DAR ES SALAAM, Tanzania (Thomson Reuters Foundation)- Tanzania is seeking help from Switzerland in investigating stolen government assets and illicit money stashed in offshore bank accounts, two years after a parliamentary inquiry first called for action.
Frederick Werema, Tanzania’s attorney general, said that the government is working with the International Centre for Asset Recovery (ICAR), a technical advisory group based in Basel, Switzerland, to investigate several cases of fraud, bribery and corruption where money may have been secretly funneled overseas. He declined to provide further details.
“We cannot disclose names of anybody because by doing so we will be infringing their rights. Secondly, we may decide to name them but what if the accusations against them turn out to be untrue? And thirdly, if we disclose their names, we will be tampering with our own evidence,” Werema said.
In 2012, a parliamentary inquiry called on the government to investigate public sector corruption and to establish who might be hiding millions of dollars in ill-gotten wealth in foreign bank accounts. Despite a public outcry when Thomson Reuters Foundation last year reported holdings in Swiss bank accounts, recent legislative attempts to enforce laws requiring Tanzanian politicians to disclose their assets and to limit their foreign holdings have foundered.
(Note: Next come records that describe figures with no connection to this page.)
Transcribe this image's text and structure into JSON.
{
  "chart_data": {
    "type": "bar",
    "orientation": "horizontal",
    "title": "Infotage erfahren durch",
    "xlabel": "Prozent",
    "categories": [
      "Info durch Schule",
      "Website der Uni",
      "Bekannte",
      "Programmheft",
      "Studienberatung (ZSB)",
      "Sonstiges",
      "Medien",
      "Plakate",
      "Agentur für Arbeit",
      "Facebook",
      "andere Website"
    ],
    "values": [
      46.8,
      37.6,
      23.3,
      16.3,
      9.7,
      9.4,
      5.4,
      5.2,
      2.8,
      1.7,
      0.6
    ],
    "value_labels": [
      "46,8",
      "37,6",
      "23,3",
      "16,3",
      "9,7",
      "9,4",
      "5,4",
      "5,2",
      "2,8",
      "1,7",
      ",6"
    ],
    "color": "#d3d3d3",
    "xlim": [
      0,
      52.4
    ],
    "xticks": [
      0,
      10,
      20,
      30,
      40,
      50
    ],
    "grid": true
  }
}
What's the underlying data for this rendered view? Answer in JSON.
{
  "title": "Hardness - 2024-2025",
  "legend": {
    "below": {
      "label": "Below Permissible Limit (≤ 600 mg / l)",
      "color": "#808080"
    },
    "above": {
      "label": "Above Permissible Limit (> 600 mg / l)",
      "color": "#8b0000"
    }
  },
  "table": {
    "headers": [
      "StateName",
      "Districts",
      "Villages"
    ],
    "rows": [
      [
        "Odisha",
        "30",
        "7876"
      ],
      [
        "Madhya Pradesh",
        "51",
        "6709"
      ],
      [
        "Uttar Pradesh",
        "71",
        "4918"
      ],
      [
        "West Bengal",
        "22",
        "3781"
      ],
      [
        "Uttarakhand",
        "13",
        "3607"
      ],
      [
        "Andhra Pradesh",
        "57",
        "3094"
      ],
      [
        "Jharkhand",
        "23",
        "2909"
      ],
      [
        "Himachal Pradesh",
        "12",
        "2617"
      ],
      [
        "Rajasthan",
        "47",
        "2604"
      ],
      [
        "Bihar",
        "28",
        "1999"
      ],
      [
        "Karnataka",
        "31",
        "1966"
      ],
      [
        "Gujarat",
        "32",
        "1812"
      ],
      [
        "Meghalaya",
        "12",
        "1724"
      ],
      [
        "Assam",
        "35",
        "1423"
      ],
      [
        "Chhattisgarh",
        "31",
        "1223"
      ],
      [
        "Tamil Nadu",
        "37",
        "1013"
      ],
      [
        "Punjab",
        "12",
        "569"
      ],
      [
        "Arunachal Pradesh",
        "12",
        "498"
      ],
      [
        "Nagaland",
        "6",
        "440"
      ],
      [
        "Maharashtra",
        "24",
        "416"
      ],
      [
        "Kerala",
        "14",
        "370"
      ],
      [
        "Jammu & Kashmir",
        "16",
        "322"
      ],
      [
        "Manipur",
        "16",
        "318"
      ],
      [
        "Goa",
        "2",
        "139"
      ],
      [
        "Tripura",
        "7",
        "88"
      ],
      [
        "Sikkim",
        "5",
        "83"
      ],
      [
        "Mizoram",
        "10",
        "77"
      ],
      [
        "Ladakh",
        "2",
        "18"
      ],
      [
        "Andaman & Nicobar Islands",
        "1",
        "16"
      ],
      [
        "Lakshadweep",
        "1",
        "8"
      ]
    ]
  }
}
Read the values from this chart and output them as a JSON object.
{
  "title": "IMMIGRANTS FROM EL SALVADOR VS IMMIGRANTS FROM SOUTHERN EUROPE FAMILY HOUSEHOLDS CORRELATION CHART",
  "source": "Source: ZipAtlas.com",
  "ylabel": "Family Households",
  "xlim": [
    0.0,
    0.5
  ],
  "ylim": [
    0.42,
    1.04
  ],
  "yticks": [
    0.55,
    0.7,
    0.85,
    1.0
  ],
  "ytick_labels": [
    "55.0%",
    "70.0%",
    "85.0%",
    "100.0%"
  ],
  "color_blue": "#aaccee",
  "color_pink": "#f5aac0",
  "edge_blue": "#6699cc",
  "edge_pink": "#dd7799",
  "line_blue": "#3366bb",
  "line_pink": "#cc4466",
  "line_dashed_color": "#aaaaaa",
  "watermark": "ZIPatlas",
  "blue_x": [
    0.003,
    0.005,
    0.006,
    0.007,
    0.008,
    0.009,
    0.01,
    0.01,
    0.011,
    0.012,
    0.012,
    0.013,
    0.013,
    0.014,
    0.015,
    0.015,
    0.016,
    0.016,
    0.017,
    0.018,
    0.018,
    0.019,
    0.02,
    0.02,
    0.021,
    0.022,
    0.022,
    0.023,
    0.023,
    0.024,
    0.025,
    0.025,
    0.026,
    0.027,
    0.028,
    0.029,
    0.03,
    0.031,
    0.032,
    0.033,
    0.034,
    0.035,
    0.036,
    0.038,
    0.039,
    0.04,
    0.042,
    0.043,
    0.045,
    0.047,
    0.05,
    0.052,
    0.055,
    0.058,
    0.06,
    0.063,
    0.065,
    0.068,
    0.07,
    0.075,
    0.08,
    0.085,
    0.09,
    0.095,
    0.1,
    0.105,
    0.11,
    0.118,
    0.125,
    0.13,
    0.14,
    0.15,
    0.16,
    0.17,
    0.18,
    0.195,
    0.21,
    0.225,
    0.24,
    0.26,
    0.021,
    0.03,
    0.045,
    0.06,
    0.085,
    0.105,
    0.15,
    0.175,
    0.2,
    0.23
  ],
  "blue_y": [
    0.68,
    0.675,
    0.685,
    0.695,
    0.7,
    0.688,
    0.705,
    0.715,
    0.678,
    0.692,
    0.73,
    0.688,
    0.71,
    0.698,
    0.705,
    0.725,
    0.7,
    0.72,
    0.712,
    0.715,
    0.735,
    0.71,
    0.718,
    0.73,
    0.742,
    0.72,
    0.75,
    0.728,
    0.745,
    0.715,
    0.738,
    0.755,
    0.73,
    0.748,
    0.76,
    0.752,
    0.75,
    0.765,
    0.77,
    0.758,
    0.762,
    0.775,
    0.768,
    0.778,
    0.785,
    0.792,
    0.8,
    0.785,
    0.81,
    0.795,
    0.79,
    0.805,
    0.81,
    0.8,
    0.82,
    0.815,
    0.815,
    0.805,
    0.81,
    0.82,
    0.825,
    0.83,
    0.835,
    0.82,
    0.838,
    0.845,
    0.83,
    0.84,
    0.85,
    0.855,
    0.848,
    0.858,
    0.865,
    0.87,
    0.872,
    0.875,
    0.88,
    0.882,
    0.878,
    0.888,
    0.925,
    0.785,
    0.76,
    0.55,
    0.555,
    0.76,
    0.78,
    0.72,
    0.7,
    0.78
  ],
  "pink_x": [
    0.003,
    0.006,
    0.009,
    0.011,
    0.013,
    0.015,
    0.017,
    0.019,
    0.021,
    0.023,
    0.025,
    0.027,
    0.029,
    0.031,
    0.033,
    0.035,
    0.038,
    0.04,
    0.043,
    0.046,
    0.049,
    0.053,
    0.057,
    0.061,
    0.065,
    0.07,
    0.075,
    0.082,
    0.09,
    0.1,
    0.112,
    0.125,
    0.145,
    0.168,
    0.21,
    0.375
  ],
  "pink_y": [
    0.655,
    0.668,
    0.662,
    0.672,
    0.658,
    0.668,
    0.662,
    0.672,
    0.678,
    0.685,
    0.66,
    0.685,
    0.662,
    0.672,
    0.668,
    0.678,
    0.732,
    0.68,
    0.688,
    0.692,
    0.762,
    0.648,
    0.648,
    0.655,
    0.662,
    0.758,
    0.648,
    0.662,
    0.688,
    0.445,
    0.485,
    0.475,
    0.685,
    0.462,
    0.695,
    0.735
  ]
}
Meanwhile, the amount of money that Tanzanians keep in Swiss bank accounts continues to climb. Holdings rose 42 percent to CHF 270.97 million (US $304.2 million) in 2013, from CHF 190.58 million (US $213.4 million) the prior year, according to Swiss central bank data. Switzerland is a favorite location for the wealthy to hold money due to its stable currency, generally low taxes and a long tradition of bank secrecy.
Global Financial Integrity, the Washington-base group that tracks illicit flows, has estimated that $4.5 billion in illicit money has left Tanzania over the last decade, and the annual pace has accelerated to $817 million by 2011, the latest year for which data is available, from US$ 551 million in 2002.
It is not only money lost from public corruption. Zitto Kabwe, chairman of Tanzania’s parliamentary committee on public accounts, said last October that the country is losing about $1.25 billion a year in budget revenues, equivalent to 5 percent of its gross domestic product, through corporate tax avoidance, evasion and corruption – money needed for healthcare, education and infrastructure.
ICAR helps officials from developing countries to trace, confiscate and repatriate the proceeds of corruption, money laundering and related crimes. It declined to comment on whether it is working for the Tanzanian government.
“We provide technical assistance to a range of law enforcement agencies in various countries around the world, through training and case related assistance, liaising with foreign jurisdictions where required,” said ICAR Director Gretta Zinkernagel in an e-mail.
The centre is an arm of the Basel Institute on Governance, which is headed by Mark Pieth, respected for his work in enforcing the international accord on foreign bribery known as the Anti-Bribery Convention for 15 years when he was head of the OECD’s Working Group on Bribery.